Dear Ace Ankomah, let’s continue to think alike, for even though ages apart, you and I have one thing in common: Akim Achiase, where you come from and where I did a year of my basic education (Please don’t ask me in what year). I am not an Akim, but I derive part of my schooling therefrom: Akim Ehyiamu, Akim Achiase, Akim Osenase, etc. I am proud of my former student, Gyasi Obeng from Akim Asuom, my late Professor, Boadi from Akim Akropong, Gyimah Boadi from Abirem, etc. The list is endless.
Today, our Birim river, and the pride of my Akim colleagues is gone. And Oh that is home of the President himself, Nana Addo Dankwa Akufo-Addo, the great Akim born and his great ancestry. The Birim river is gone, suffering a terminal paralysis. Lost to Galamsey. So then what happens to the great appellation of the Akim people: Akyemkwaa a onom Biremu. The proud Akim born that drinks of the great Birim river? Today the river is gone. My Dear Ace Ankoma, you are gone. It is a virtual declaration of your non-existence.
The rivers have been part of our defining features as a nation, our cultural and natural heritage, apart from the huge economic benefits derived. They are sites that have nurtured our great statesmen: the Ofori Attas. They were all Akim Akyemkwaa that derived pride and sustenance from Birim. But where is Birim?
The Ankobra river is gone too. Amputated by Galamsey. The river that nurtured Osagyefo himself. In his autobiography Kwame Nkrumah refers to the river traversed by his mother, Nyaneba, while he was firmly clutched on her back as a baby. Rivers of Nkroful, Nkrumah’s birth place are currently flooded with galamsey! A shameful dedication to the great leader!
But the rivers were also great enough to impart greatness to beneficiaries. The mud fish, even though tiny,
is arrogant because it lives in the big Firaw (Volta) river, the people of Akwamu would say. And the Ayensu river. We boasted of you. Even in times of drought, you Ayensu overflowed your banks.
The Volta is not gone; but Pra is at the precipice, raped and dripping in blood; ravaged beyond parental recognition: the site that was a boundary between Asante and the Southern protectorate. But Pra is also evocative in Asante history.
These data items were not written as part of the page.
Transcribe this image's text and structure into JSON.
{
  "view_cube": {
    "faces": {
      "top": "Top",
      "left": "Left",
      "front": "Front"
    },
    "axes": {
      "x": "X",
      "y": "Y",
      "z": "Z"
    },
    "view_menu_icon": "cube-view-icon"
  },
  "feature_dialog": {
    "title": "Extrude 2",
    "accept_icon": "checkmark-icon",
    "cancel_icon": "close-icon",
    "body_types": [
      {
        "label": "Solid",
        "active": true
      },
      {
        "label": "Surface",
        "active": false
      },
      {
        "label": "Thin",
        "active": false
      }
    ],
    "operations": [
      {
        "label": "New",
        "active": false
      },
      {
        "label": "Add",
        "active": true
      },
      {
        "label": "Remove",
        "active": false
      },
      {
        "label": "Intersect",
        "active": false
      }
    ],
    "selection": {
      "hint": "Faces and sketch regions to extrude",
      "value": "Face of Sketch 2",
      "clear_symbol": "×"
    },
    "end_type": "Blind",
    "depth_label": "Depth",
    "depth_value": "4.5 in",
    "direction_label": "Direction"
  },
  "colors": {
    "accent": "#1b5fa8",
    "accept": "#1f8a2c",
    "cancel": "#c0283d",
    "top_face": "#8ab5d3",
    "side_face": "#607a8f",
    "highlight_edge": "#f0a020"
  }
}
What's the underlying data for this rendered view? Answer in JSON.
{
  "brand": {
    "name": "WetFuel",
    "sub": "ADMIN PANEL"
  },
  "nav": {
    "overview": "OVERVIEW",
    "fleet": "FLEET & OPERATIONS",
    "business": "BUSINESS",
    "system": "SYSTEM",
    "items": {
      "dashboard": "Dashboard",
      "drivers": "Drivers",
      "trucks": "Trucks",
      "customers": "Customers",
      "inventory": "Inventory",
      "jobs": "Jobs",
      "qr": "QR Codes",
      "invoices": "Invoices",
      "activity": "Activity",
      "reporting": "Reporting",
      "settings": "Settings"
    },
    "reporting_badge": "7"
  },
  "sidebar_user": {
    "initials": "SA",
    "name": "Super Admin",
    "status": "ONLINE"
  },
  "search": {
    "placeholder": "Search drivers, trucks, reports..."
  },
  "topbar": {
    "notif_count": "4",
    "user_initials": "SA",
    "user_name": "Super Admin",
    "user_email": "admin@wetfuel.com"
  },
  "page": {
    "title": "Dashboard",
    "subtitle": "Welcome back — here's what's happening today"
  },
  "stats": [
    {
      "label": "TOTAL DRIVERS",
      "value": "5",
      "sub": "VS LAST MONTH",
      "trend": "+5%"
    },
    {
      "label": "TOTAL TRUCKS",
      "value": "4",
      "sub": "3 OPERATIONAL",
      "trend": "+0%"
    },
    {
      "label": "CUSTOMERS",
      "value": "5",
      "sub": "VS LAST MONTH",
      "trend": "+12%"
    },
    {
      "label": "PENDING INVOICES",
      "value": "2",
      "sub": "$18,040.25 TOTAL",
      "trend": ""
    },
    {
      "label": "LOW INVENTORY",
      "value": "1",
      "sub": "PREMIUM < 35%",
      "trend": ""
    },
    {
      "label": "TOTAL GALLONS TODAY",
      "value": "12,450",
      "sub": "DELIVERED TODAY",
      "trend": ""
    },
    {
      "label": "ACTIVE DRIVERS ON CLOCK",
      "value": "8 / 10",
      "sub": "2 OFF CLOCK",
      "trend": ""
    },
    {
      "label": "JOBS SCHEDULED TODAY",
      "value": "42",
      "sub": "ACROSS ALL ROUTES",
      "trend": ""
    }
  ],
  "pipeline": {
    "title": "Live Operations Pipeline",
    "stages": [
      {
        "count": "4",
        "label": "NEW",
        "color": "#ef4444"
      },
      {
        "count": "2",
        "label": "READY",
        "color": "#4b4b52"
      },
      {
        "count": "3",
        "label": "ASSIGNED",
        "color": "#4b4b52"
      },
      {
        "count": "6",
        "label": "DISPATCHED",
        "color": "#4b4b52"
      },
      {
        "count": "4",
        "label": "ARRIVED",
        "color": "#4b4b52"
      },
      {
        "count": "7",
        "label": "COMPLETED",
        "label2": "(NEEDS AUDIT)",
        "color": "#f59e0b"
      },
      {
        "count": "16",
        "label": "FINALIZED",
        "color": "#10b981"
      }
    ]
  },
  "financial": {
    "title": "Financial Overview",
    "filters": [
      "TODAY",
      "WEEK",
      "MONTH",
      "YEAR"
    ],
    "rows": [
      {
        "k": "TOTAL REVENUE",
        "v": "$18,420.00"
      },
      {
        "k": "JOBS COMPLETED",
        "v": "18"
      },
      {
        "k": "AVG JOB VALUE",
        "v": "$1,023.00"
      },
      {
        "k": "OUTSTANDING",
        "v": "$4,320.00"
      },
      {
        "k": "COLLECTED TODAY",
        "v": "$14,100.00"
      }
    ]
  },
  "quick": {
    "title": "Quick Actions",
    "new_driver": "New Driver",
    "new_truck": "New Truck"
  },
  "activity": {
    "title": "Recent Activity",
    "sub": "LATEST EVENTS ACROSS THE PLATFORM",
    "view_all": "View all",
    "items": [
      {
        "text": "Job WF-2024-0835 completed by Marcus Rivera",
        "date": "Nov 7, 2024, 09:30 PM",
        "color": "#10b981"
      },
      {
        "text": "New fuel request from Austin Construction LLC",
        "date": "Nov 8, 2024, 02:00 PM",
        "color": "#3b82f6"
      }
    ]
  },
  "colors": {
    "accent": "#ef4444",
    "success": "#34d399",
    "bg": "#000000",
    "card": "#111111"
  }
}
Even though reminding us all of an unspeakable tragedy, this was converted to strengthen the Asante judicial system of ntam.
These great landmarks of our history and heritage are under attack.
The sovereign nation Ghana, is currently under attack from a merciless terrorist within. This is not the time for business as usual, please. If our collective heritage is terminated, so are we as a nation.
Wanted is the declaration of a state of emergency by the President, to defend our sovereignty as a nation!
Ace, I am sad; please let’s have lunch one of these days and continue to sing dirges.
I am gone to Duakwa. Please come over.